Bab 20

901 203 32
                                    

Ishan rutin menghabiskan waktu di gym. Mengangkat bilah besi sampai 80 kilogram pun dia sanggup. Sungguh lucu kalau membalik tanah menggunakan cangkul, dia tidak sanggup. Bukan apa-apa, posisi mencangkul haruslah membungkuk. Punggungnya mungkin kelewat jompo sehingga terasa keram. 

Baru mengayun cangkul lima kali, Ishan sudah menyerah. Lagipula hari ini jadwal Irene memasak di dapur. Ishan tidak diizinkan masuk ke gedung biara. Khusus perempuan katanya. 

Ishan kembali ke kamar. Romo Basuki tidak ada. Menurut Irene, beliau rutin berkeliling rumah sakit untuk memberikan komuni pada pasien sakit yang tidak mampu bangun. Setelah itu berkeliling ke rumah penduduk untuk memberikan pelayanan khususnya pada lansia dan orang sakit. 

Ishan benar-benar sendirian. Dia sengaja membuka pintu agar udara segar masuk. Di Jakarta, hawa tanpa polusi adalah sesuatu yang langka. Ishan membuka laptoplaptop dan menyalakan modem portabel. Sinyal WiFi biara cukup kuat, hanya saja Ishan tidak mempercayai sambungan internet publik. Bisa saja ada yang berniat jahat mencuri informasi darinya. 

Ishan menghubungi Damian, Maura, dan Fabian untuk meeting berempat.

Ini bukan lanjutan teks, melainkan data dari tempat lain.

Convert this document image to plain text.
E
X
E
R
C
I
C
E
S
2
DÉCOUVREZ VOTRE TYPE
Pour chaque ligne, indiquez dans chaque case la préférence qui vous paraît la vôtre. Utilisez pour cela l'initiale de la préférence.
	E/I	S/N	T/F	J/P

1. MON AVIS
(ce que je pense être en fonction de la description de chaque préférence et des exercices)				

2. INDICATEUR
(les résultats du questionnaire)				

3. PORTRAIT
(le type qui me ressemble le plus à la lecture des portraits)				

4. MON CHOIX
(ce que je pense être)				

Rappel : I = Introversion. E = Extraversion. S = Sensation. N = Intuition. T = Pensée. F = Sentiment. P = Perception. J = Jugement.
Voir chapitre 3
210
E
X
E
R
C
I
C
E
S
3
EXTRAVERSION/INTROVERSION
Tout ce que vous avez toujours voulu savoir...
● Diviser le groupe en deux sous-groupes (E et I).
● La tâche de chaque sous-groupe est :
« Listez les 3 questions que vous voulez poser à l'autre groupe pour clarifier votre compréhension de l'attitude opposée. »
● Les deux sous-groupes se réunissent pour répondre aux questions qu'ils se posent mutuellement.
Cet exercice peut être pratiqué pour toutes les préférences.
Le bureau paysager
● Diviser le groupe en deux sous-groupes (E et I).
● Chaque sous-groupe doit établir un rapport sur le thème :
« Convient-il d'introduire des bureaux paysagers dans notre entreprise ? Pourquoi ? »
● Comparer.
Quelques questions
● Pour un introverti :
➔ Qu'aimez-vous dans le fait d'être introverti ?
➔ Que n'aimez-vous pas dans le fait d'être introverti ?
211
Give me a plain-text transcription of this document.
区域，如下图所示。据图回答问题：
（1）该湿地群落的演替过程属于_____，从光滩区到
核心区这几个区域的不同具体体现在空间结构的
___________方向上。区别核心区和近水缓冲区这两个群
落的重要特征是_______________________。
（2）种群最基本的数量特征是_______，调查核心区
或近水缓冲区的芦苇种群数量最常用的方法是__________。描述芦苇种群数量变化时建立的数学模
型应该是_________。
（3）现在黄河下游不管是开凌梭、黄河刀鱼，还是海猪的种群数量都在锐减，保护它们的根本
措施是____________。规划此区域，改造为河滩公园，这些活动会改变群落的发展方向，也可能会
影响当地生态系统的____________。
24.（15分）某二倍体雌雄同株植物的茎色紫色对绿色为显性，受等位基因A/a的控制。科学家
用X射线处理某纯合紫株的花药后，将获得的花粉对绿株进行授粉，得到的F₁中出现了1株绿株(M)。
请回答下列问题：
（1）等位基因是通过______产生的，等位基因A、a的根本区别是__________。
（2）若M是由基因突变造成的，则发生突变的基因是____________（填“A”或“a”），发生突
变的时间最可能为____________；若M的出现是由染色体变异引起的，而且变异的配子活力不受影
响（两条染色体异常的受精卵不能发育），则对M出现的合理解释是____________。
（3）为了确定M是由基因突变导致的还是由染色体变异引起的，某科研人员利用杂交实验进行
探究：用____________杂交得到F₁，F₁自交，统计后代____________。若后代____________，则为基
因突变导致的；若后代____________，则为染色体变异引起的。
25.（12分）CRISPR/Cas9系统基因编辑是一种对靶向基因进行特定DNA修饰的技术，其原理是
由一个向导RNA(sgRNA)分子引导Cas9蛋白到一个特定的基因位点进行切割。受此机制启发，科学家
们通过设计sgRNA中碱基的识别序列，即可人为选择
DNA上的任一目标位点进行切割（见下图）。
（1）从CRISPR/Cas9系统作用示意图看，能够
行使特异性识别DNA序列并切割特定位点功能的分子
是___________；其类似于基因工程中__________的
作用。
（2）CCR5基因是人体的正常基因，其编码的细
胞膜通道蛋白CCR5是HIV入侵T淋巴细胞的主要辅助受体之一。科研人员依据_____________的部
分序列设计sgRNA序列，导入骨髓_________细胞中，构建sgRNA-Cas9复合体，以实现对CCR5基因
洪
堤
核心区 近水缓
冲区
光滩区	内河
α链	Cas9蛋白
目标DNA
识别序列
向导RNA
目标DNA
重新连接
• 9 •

Sambil menunggu mereka semua siap, Ishan duduk menikmati hari. Kicau burung liar terdengar merdu. Di Jakarta, orang harus mengurung burung agar mendapatkan kicaunya. Di sini, tanpa dikurung, tanpa diberi makan, burung-burung itu berkicau dengan bahagia. 

Benarkah dunia seperti ini yang Irene idamkan? Dunia yang sama sekali berbeda dengan sebelumnya. Dunia yang tidak memikirkan materi. Bekerja secara sukarela demi Tuhan dan sesama. 

Ishan dibesarkan dalam keluarga yang memandang uang, jabatan, dan status. Tanpa pencapaian terkait itu semua, Ishan merasa tidak berharga. Tanpa pengakuan dan kekaguman manusia dia merasa tidak ada artinya. 

Apa yang Ishan lihat di sini berbeda. Para biarawati tidak satu pun menunduk hormat padanya. Suster Beatrix tahu siapa Ishan. Irene tahu. Ishan yakin para biarawati yang lain juga tahu siapa dirinya. Namun sikap mereka biasa saja. 

Irene merawat para lansia tanpa memandang status sosial. Semua diperlakukan tanpa ketimpangan. 

"Ishan." Wajah Damian muncul di layar laptop. 

Ishan sudah rapi mengenakan kemeja dan dasi. Dia membenarkan posisi duduknya. 

"Selamat pagi, Pak," sapa Ishan. 

Maura dan Fabian ikut memberikan salam. 

"Gimana hasil live in di biara? Apa kamu sudah berhasil membujuk para biarawati itu?" Seperti biasa, Damian langsung menembak tepat sasaran. 

"In progress, Pak. Saya perlu mendekati mereka secara personal. Mengambil hati supaya mau direlokasi."

Damian berdecak tidak sabar. "Terlalu lama itu, Shan. Mau sampai kapan? Project pembangunan hotel harus disegerakan."

Damian bukan orang yang sabar. Sedikit banyak sifatnya menurun pada Ishan. Kalau dalam kondisi biasa, Ishan akan menuruti perkataan sang ayah. Sayangnya, kali ini Damian menggunakan isu sensitif. Agama. Ibarat bola panas, agama bisa berkembang menjadi liar lalu membakar segalanya bila dibiarkan berlarut-larut. 

"Saya pasti akan mendapatkan lahan itu." Ishan terlampau yakin meskipun belum tahu bagaimana caranya. 

"Tiga bulan, Shan. Lebih dari itu saya akan gunakan cara sendiri." Damian mengultimatum. 

Maura dan Fabian hanya diam menyaksikan anak dan ayah ini berdebat menggunakan caranya. 

"Baik, Pak," ucap Ishan. 

"Next Fabian. Kita bahas project cottage di Mawun."

Fabian tampak lega. Pembahasan project cottage di Pulau Lombok itu tidak semenegangkan lahan biara.